Emmalyn puso su palma contra la de la niña. Una suave calidez emanó del lugar donde sus manos se tocaban. Emmalyn hizo una mueca y retiró su mano. Cuando la giró, las raspaduras que estaban en las manos de la niña ahora estaban en las suyas. Pero incluso mientras observaba, se curaron y desaparecieron. Flexionó sus manos antes de volver a ponerse los guantes. Sonrió a la niña que la miraba fijamente.
—Corre ahora. Estarás bien. Este será nuestro pequeño secreto —dijo Emmalyn mientras animaba a la niña a seguir su camino.
Miró a su alrededor nuevamente, aunque no notó algunas de las miradas fijas que estaban puestas en ella.
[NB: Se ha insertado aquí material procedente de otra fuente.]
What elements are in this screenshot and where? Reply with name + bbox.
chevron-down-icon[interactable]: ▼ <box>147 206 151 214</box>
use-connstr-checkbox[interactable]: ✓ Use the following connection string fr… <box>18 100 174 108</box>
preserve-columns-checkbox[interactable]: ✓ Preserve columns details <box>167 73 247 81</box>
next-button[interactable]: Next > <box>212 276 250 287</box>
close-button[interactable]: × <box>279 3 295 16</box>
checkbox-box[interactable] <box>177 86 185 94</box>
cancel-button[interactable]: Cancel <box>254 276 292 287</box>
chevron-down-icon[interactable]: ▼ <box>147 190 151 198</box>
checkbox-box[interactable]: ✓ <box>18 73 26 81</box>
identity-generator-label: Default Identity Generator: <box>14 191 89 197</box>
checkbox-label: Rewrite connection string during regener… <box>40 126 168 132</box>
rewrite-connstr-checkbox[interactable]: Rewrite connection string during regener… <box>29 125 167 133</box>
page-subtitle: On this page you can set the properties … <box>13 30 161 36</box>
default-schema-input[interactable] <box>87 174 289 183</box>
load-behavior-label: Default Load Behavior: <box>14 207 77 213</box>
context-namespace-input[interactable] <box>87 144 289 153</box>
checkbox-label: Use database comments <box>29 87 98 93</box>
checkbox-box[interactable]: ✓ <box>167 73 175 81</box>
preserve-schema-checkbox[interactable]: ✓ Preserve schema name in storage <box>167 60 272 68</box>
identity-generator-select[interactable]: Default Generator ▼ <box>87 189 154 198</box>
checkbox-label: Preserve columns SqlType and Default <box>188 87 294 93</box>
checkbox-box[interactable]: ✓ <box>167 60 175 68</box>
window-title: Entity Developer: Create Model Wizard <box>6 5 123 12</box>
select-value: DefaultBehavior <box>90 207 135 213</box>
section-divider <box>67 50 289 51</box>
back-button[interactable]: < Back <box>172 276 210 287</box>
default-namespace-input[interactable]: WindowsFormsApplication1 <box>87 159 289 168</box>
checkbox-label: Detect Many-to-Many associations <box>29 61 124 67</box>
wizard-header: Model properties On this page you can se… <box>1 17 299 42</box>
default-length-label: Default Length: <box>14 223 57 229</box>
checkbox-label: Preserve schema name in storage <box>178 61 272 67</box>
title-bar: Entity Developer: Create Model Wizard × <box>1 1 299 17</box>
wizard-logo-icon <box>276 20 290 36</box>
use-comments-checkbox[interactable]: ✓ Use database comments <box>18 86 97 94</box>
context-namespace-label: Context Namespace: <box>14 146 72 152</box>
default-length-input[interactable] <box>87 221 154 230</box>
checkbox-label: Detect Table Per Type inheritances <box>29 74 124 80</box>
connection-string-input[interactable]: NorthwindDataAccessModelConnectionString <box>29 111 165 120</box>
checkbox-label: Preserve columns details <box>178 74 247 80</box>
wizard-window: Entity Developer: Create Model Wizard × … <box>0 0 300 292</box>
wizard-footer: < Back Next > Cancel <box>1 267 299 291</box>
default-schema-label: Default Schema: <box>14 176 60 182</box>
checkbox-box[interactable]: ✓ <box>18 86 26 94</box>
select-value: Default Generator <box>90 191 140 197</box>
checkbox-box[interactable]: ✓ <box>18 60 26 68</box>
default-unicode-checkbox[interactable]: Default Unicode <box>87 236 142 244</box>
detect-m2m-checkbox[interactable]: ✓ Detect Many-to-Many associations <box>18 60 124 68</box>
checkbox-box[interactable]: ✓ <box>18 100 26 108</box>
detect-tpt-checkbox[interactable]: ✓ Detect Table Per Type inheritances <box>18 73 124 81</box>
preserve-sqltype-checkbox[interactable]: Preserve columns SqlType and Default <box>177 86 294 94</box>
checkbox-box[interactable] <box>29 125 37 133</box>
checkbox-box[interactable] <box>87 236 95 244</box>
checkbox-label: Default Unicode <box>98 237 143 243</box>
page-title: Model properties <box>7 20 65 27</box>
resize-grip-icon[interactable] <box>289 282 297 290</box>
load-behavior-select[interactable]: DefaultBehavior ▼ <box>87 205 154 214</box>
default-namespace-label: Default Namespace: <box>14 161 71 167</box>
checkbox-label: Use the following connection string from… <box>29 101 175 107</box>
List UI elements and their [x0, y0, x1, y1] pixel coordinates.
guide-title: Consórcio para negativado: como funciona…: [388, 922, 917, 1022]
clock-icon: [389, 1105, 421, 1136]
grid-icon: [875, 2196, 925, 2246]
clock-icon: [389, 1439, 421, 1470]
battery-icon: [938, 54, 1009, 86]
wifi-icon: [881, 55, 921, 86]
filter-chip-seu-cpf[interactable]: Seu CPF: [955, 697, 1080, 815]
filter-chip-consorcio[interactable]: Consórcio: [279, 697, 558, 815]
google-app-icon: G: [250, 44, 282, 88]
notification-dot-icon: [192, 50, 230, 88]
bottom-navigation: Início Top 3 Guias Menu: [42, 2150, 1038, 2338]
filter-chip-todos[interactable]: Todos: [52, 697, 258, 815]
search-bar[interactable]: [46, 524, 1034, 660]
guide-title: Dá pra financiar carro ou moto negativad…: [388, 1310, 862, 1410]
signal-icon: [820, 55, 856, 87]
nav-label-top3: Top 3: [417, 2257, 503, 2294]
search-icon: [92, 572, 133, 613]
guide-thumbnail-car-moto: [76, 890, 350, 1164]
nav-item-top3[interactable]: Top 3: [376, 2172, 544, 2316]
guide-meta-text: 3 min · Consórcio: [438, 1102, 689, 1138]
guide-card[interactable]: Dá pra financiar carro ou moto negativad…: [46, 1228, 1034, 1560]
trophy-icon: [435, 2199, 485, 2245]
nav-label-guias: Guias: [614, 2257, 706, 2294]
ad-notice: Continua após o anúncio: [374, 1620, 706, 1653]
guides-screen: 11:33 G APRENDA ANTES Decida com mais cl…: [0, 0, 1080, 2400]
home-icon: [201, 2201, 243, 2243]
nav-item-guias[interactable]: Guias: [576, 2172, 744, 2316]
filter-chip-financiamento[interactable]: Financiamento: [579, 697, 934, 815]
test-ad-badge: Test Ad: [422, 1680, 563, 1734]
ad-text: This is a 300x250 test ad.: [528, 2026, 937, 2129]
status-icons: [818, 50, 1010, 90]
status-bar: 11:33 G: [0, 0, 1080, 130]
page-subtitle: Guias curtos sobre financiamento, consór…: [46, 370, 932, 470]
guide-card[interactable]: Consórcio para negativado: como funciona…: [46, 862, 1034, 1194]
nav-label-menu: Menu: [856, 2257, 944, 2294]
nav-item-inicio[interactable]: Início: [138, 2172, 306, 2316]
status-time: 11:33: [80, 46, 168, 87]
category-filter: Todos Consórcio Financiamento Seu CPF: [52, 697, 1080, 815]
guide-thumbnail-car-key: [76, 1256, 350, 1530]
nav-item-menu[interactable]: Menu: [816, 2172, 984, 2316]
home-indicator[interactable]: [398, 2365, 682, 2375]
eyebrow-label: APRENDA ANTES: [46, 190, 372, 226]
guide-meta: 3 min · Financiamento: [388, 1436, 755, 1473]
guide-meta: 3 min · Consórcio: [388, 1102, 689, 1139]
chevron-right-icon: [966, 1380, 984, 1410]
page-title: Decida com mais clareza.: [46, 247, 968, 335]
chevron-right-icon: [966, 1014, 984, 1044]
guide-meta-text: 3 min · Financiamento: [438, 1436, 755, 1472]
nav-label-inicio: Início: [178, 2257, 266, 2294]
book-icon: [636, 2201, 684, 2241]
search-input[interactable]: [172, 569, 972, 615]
Recogió sus paquetes y comenzó su camino de regreso a casa.
Viajar de Peratuth a Abenwae nunca estaba en la lista de cosas favoritas de Farrel. Odiaba estar confinado en esos altos muros con el hedor de los no muertos flotando alrededor. Más aún, odiaba no poder masacrar a cada una de esas criaturas viles y de corazón frío. Estaba en su sangre hacer precisamente eso. Era un cazador, nacido, criado y entrenado para destruir a sus enemigos más odiados. Ser obligado a aventurarse en el santuario cada dos semanas... Era una tortura.
Aun así, los carros de suministros necesitaban una fuerte guardia, y él era el mejor. Soportaría su sufrimiento por el bien de su gente. Hacía su mejor esfuerzo por respirar lo menos posible mientras el equipo de tres carros pasaba por las puertas del norte y recorría las calles hasta el mercado en el extremo sur del pueblo. Los humanos eran afortunados, sus sentidos eran débiles. Todos ellos se volverían locos al tener que inhalar la muerte y la descomposición que los vampiros llevaban consigo. Pero, él tenía que mantenerse alerta, no preocuparse por sus propios problemas.
Esperaba pacientemente, listo para el improbable ataque mientras sus compañeros se apresuraban a cargar todas las cajas de mercancías en los carros. Mientras observaba y esperaba, casi esperando que algún vampiro tonto intentara atacarlos, sintió un calor atravesar el frío de la mañana. Giró la cabeza, sus ojos esmeralda se posaron en la pequeña mujer humana con la niña. Otros la estaban observando. No solo humanos. Varias figuras pálidas en la multitud miraban a la niña con abierta malicia.
Ella era la sanadora y una tonta además. No había planeado venir a cazarla hasta dentro de una semana. Ahora parecía que no habría espera. Observó, rígido en todos sus músculos, mientras la niña se acercaba. Las figuras pálidas se movían con ella, manteniendo su distancia. Ella se acercó a él y ellos continuaron acercándose, aparentemente ajenos a él y a sus hermanos. Cuanto más se acercaban, más tenso se volvía, y un rubor recorrió su piel bronceada, apenas cubierta por un chaleco y pantalones desgastados. Claramente, su tipo era ajeno al frío.
Unos pasos más, y la niña estaba al alcance. Gruñó bajo; un ruido profundo y amenazante que detuvo a sus dos acosadores en seco.